А переднички, в которые ее всегда наряжали в детстве, да и в юности, скромные до убогости платья, грубые чулки, широкие бесформенные туфли, в которых она ходила до самой свадьбы! Как она мечтала тогда о материнских нарядах и драгоценностях, о ее прогулках! Как завидовала величавым и непринужденным манерам матери, ходившей с видом человека, который знает, что все по праву принадлежит ему. А между тем Ирина боялась открыть рот, произнести хоть одно громкое слово, — так часто ее одергивала мать: «Ирина! Мы не в лесу!», «Ирина, ребенок должен вести себя скромно!» Таким скромным ребенком она и осталась до девятнадцати лет, когда вышла замуж. Несомненно, она и до сих пор ходила бы в старых девах со всеми ее передничками, косичками, «скромностью», с ее страхом перед людьми, с которыми она редко встречалась, если бы жизнь не изменилась до неузнаваемости: отец торопливо и предусмотрительно вышел на пенсию, Санду заявился к ним в дом покупать папину шубу, а мама, напуганная событиями, неожиданно отнеслась к замужеству Ирины равнодушно. Отец, с ужасом ожидавший всяческих неприятностей, обрадовался, что сможет обеспечить счастье дочери, выдав ее за человека с положением, по молодости лет не успевшего совершить ничего предосудительного до 23 августа[16]. А мама, быть может, даже обрадовалась, что уменьшатся хозяйственные расходы. Она отнеслась к этому браку с полным безразличием, разрешила папе поступать, как он находит нужным, но решительно отказалась наделить Ирину хоть каким-нибудь приданым: перевести на ее имя дом, что рядом с почтой, поделиться с ней запасами одежды, отрезами шерсти, кусками кожи, домашними вещами. Ирина получила всего несколько ковров, диван, на котором спала дома, и старый сервантик, давно выставленный на чердак. «Если он ее любит, пусть берет и так, — заявила Адина. — Весьма вероятно, что этот тип зарится на наше состояние и потому просит ее руки. Пусть сперва докажет, что он не действует из низменных, материальных побуждений. Поживем — увидим, тогда и решим».

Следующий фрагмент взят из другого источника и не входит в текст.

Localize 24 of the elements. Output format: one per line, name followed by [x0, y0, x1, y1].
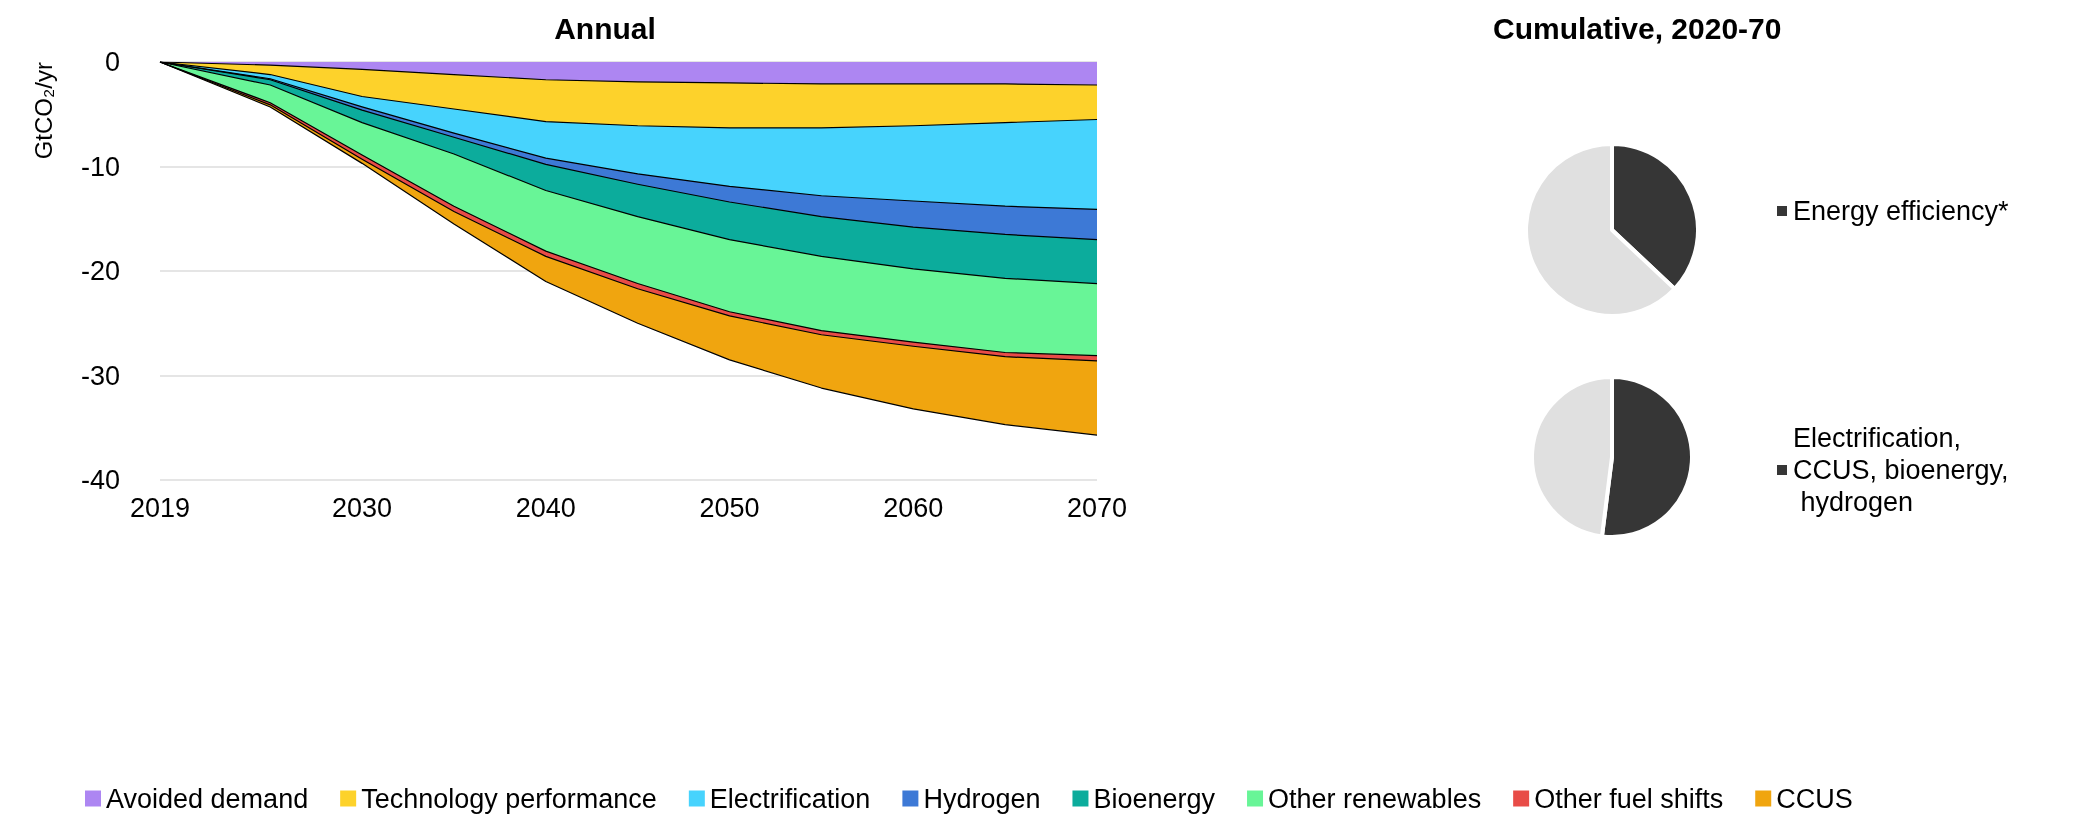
legend-label: Other fuel shifts [1534, 783, 1724, 814]
legend-label: Electrification [709, 783, 871, 814]
legend-label: Electrification, CCUS, bioenergy, hydrogen [1793, 423, 2009, 517]
y-tick-label: -30 [80, 360, 120, 391]
legend-label: Energy efficiency* [1793, 196, 2010, 226]
x-tick-label: 2050 [699, 492, 760, 523]
chart-title: Cumulative, 2020-70 [1493, 11, 1782, 45]
y-tick-label: -40 [80, 465, 120, 495]
x-tick-label: 2070 [1066, 492, 1128, 523]
x-tick-label: 2019 [129, 492, 191, 523]
y-tick-label: -20 [80, 256, 120, 286]
legend-label: Hydrogen [923, 783, 1041, 814]
x-tick-label: 2030 [332, 492, 393, 523]
legend-label: Technology performance [361, 783, 657, 814]
chart-title: Annual [554, 11, 656, 45]
legend-label: Avoided demand [106, 783, 309, 814]
x-tick-label: 2060 [883, 492, 944, 523]
legend-label: Bioenergy [1093, 783, 1216, 814]
y-tick-label: 0 [104, 47, 120, 77]
y-tick-label: -10 [80, 151, 120, 182]
x-tick-label: 2040 [515, 492, 576, 523]
legend-label: Other renewables [1268, 783, 1482, 814]
y-axis-title: GtCO₂/yr [29, 61, 57, 160]
legend-label: CCUS [1776, 783, 1853, 814]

Отец все время молчал и только подарил им свой письменный стол и золотые часы с цепочкой — вещи, купленные еще давно на заработанные им деньги.

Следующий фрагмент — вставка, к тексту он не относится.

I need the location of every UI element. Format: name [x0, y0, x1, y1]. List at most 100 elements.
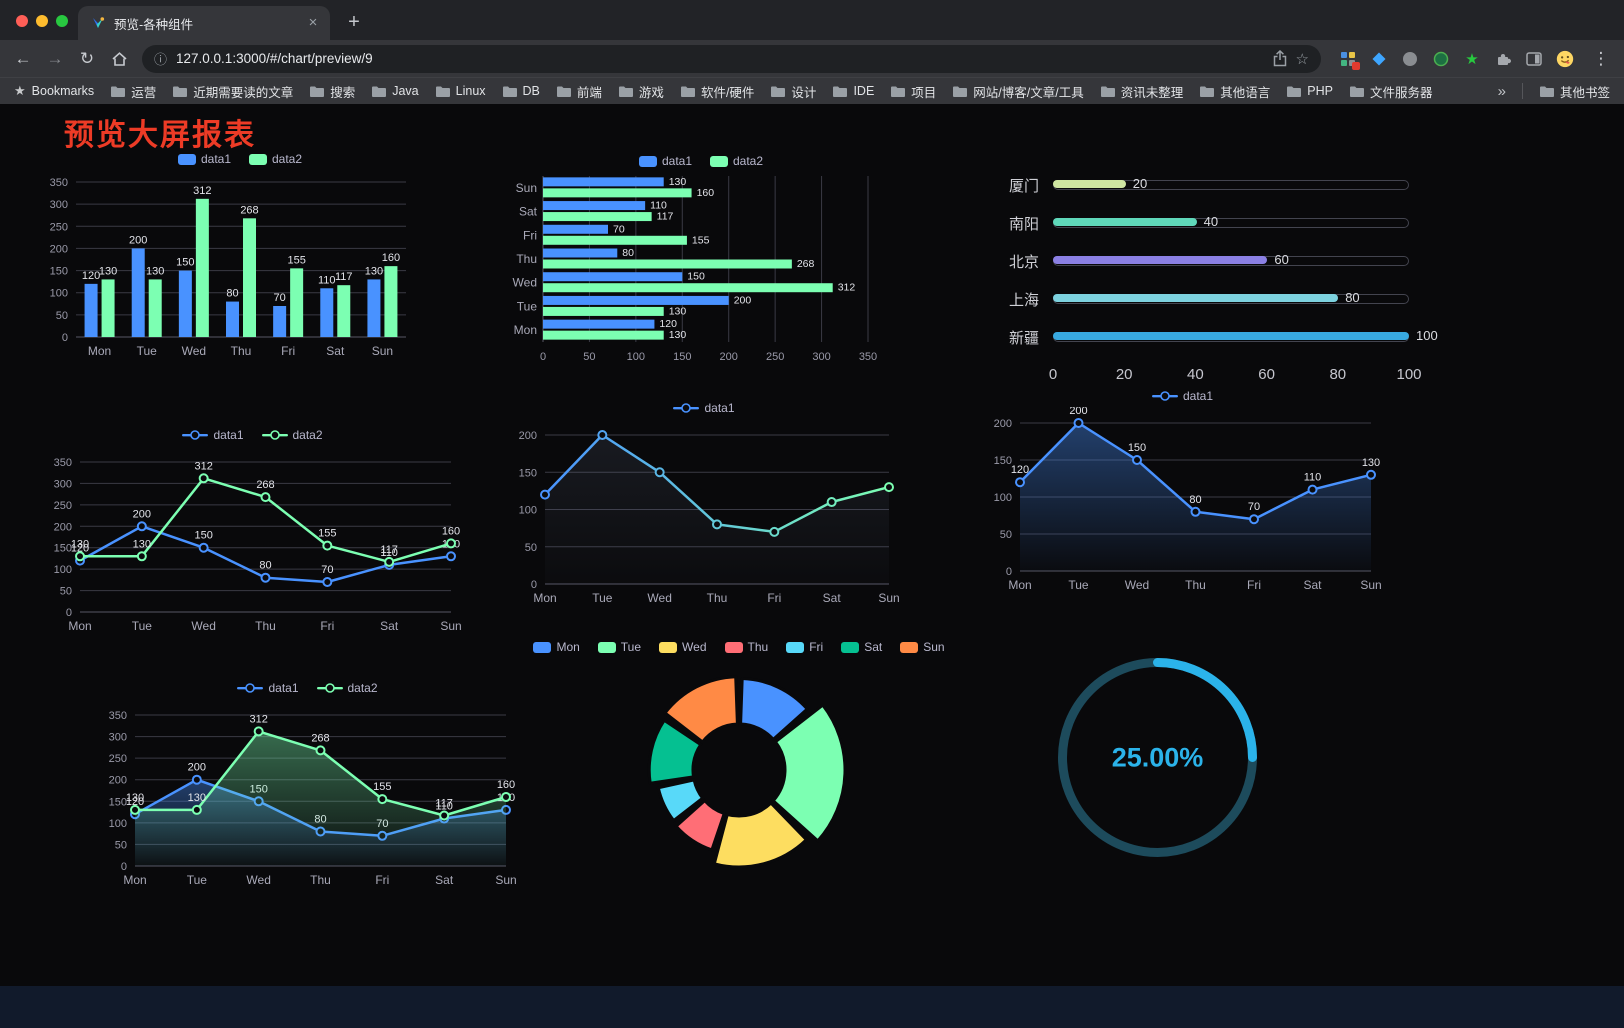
puzzle-icon[interactable] [1494, 50, 1512, 68]
bookmark-folder[interactable]: IDE [832, 84, 874, 98]
svg-text:300: 300 [109, 732, 127, 744]
svg-text:250: 250 [766, 351, 784, 363]
bookmark-folder[interactable]: 项目 [890, 82, 936, 101]
svg-text:300: 300 [54, 478, 72, 490]
forward-button[interactable]: → [46, 48, 64, 68]
legend-label: data2 [347, 681, 378, 695]
legend-item-data2[interactable]: data2 [261, 428, 323, 442]
svg-text:250: 250 [54, 500, 72, 512]
address-bar[interactable]: ⓘ 127.0.0.1:3000/#/chart/preview/9 ☆ [142, 44, 1321, 73]
legend-item-data1[interactable]: data1 [177, 152, 231, 166]
svg-text:130: 130 [669, 305, 687, 317]
legend-item-data1[interactable]: data1 [673, 401, 735, 415]
chart-line-two-area: data1 data2 0 50 100 150 200 250 300 350 Mon Tue Wed… [95, 677, 520, 892]
legend-item-data1[interactable]: data1 [1151, 389, 1213, 403]
legend-item-Sat[interactable]: Sat [841, 640, 882, 654]
legend-item-Mon[interactable]: Mon [533, 640, 580, 654]
svg-text:50: 50 [115, 839, 127, 851]
new-tab-button[interactable]: + [348, 11, 360, 33]
bookmark-folder[interactable]: 游戏 [618, 82, 664, 101]
legend-item-Thu[interactable]: Thu [724, 640, 768, 654]
svg-text:130: 130 [133, 538, 151, 550]
green-circle-icon[interactable] [1432, 50, 1450, 68]
legend-item-data2[interactable]: data2 [710, 154, 763, 168]
progress-value: 20 [1132, 176, 1148, 191]
legend-item-Sun[interactable]: Sun [900, 640, 945, 654]
svg-text:120: 120 [659, 318, 677, 330]
svg-text:117: 117 [657, 211, 674, 223]
bookmark-folder[interactable]: 设计 [770, 82, 816, 101]
folder-icon [891, 86, 906, 97]
bookmark-folder[interactable]: 运营 [110, 82, 156, 101]
window-minimize-button[interactable] [36, 15, 48, 27]
folder-icon [833, 86, 848, 97]
legend-label: data1 [268, 681, 299, 695]
back-button[interactable]: ← [14, 48, 32, 68]
svg-text:100: 100 [54, 564, 72, 576]
svg-text:100: 100 [994, 492, 1012, 504]
svg-text:Tue: Tue [132, 619, 153, 633]
folder-icon [953, 86, 968, 97]
bookmarks-overflow-button[interactable]: » [1497, 82, 1506, 100]
green-star-icon[interactable]: ★ [1465, 50, 1479, 68]
legend-item-data1[interactable]: data1 [638, 154, 692, 168]
bookmark-folder[interactable]: 前端 [556, 82, 602, 101]
legend-item-data2[interactable]: data2 [249, 152, 302, 166]
bookmark-folder[interactable]: 网站/博客/文章/工具 [952, 82, 1084, 101]
window-zoom-button[interactable] [56, 15, 68, 27]
svg-text:268: 268 [256, 479, 274, 491]
home-button[interactable] [104, 44, 134, 74]
axis-tick-label: 80 [1329, 366, 1347, 383]
site-info-icon[interactable]: ⓘ [154, 52, 168, 67]
side-panel-icon[interactable] [1525, 50, 1543, 68]
bookmark-folder-label: 搜索 [330, 85, 356, 100]
window-close-button[interactable] [16, 15, 28, 27]
bookmark-star-icon[interactable]: ☆ [1295, 50, 1309, 68]
svg-text:100: 100 [109, 818, 127, 830]
svg-text:130: 130 [146, 265, 164, 277]
legend-item-Wed[interactable]: Wed [659, 640, 707, 654]
svg-text:Tue: Tue [517, 299, 538, 313]
reload-button[interactable]: ↻ [79, 48, 95, 68]
bookmark-folder[interactable]: 软件/硬件 [680, 82, 754, 101]
bookmark-folder[interactable]: DB [502, 84, 540, 98]
bookmark-folder[interactable]: Linux [435, 84, 486, 98]
bookmark-folder[interactable]: PHP [1286, 84, 1333, 98]
other-bookmarks-folder[interactable]: 其他书签 [1539, 82, 1610, 101]
bookmarks-folder[interactable]: ★ Bookmarks [14, 83, 94, 99]
legend-item-data1[interactable]: data1 [237, 681, 299, 695]
browser-tab[interactable]: 预览-各种组件 × [78, 6, 330, 40]
legend-item-Fri[interactable]: Fri [786, 640, 823, 654]
bookmark-folder[interactable]: 文件服务器 [1349, 82, 1432, 101]
profile-avatar-icon[interactable] [1556, 50, 1574, 68]
legend-item-Tue[interactable]: Tue [597, 640, 641, 654]
share-icon[interactable] [1273, 50, 1287, 67]
menu-button[interactable]: ⋮ [1592, 48, 1610, 68]
url-text[interactable]: 127.0.0.1:3000/#/chart/preview/9 [176, 51, 373, 66]
progress-row: 北京 60 [1009, 242, 1409, 280]
svg-text:50: 50 [1000, 529, 1012, 541]
svg-text:Fri: Fri [320, 619, 334, 633]
gem-icon[interactable] [1370, 50, 1388, 68]
svg-text:Sat: Sat [326, 344, 345, 358]
bookmarks-label: Bookmarks [31, 84, 95, 98]
extensions-grid-icon[interactable] [1339, 50, 1360, 70]
bookmark-folder[interactable]: 搜索 [309, 82, 355, 101]
legend-item-data1[interactable]: data1 [182, 428, 244, 442]
bookmark-folder[interactable]: 近期需要读的文章 [172, 82, 293, 101]
folder-icon [1287, 86, 1302, 97]
legend-item-data2[interactable]: data2 [316, 681, 378, 695]
tab-close-icon[interactable]: × [308, 14, 318, 31]
svg-text:200: 200 [133, 508, 151, 520]
legend-label: data2 [733, 154, 764, 168]
folder-icon [1100, 86, 1115, 97]
line-chart-canvas: 0 50 100 150 200 Mon Tue Wed Thu Fri Sat Sun 120 200 1… [994, 407, 1382, 592]
bookmark-folder[interactable]: 其他语言 [1199, 82, 1270, 101]
line-chart-canvas: 0 50 100 150 200 Mon Tue Wed Thu Fri Sat Sun [519, 430, 900, 605]
bookmark-folder[interactable]: 资讯未整理 [1100, 82, 1183, 101]
svg-text:155: 155 [373, 781, 391, 793]
gray-circle-icon[interactable] [1401, 50, 1419, 68]
bookmark-folder[interactable]: Java [371, 84, 419, 98]
window-controls [16, 15, 68, 27]
svg-text:200: 200 [734, 294, 752, 306]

Отчаянные крики вернули Ирину к действительности. Извиваясь как рыба, выброшенная на сушу, Нина пыталась вырвать свои черные локоны из крепко сжатых кулачков Туту. Ирина бросилась к детям и разняла их, но с большим трудом, потому что ручки Туту крепко, словно клешни рака, держали все, что схватывали.
— Она забрала мой вагон! — обозленно вопил Туту.
— Как так твой вагон, сыночек? Ведь поезд принадлежит вам обоим. Дядя врач подарил его обоим.
— Но мы его поделили, три вагона ей, три вагона мне! — не сдавался Туту. — Почему она забрала мой вагон?
— Потому что он мне нравится! — нежно прошептала Нина, не сводя с матери умоляющих, еще влажных глаз и прижимаясь, как кошечка, к ее ногам.
— Мой вагон тебе нравится? — заорал Туту, размахивая кулаками. Его голубые глаза яростно сверкали.
— Знаете что? Давайте поделим их еще раз, — попыталась Ирина помирить ребят. — Пусть каждый выберет те вагоны, которые ему нравятся, и так уж останется. Нина, доченька, очень некрасиво договариваться, а потом не держать слово.
— Но мне нравятся и голубые вагоны и зеленые! Они все мне нравятся! — прожурчала Нина, запрокидывая головку и очаровательно улыбаясь.
— Ну хорошо, мама вам завтра купит еще один поезд, — сдалась Ирина, — чтобы у каждого был свой поезд. Ну, как, довольны? А пока не деритесь и играйте этим. Хорошо?
Дети примирились, вновь уселись на ковер и, нагнувшись над рельсами, тихо переговаривались:
— Поезд уходит, поезд уходит… ту! ту! ту!
«Как они красивы, как очаровательны! — подумала Ирина. — Как им идут эти белые бархатные костюмчики! А как чудно было бы сделать Нине пальтишко из голубого пушистого материала, что лежит у мамы в сундуке». Ирина уж несколько раз чуть было не попросила его у матери, но вовремя спохватилась, зная, что Адина ответит истеричными рыданиями и яростными упреками: «Теперь, когда мне не на что жить, ты хочешь отобрать и последнее?» А сколько раз Ирина намеревалась просто вынуть материал из сундука без разрешения и отдать портнихе, но все-таки не посмела, страшась бесконечных упреков Адины, которая не преминула бы пожаловаться всем знакомым в городе: «Она меня обокрала! Ограбила! Моя собственная дочь украла у меня последние вещи!»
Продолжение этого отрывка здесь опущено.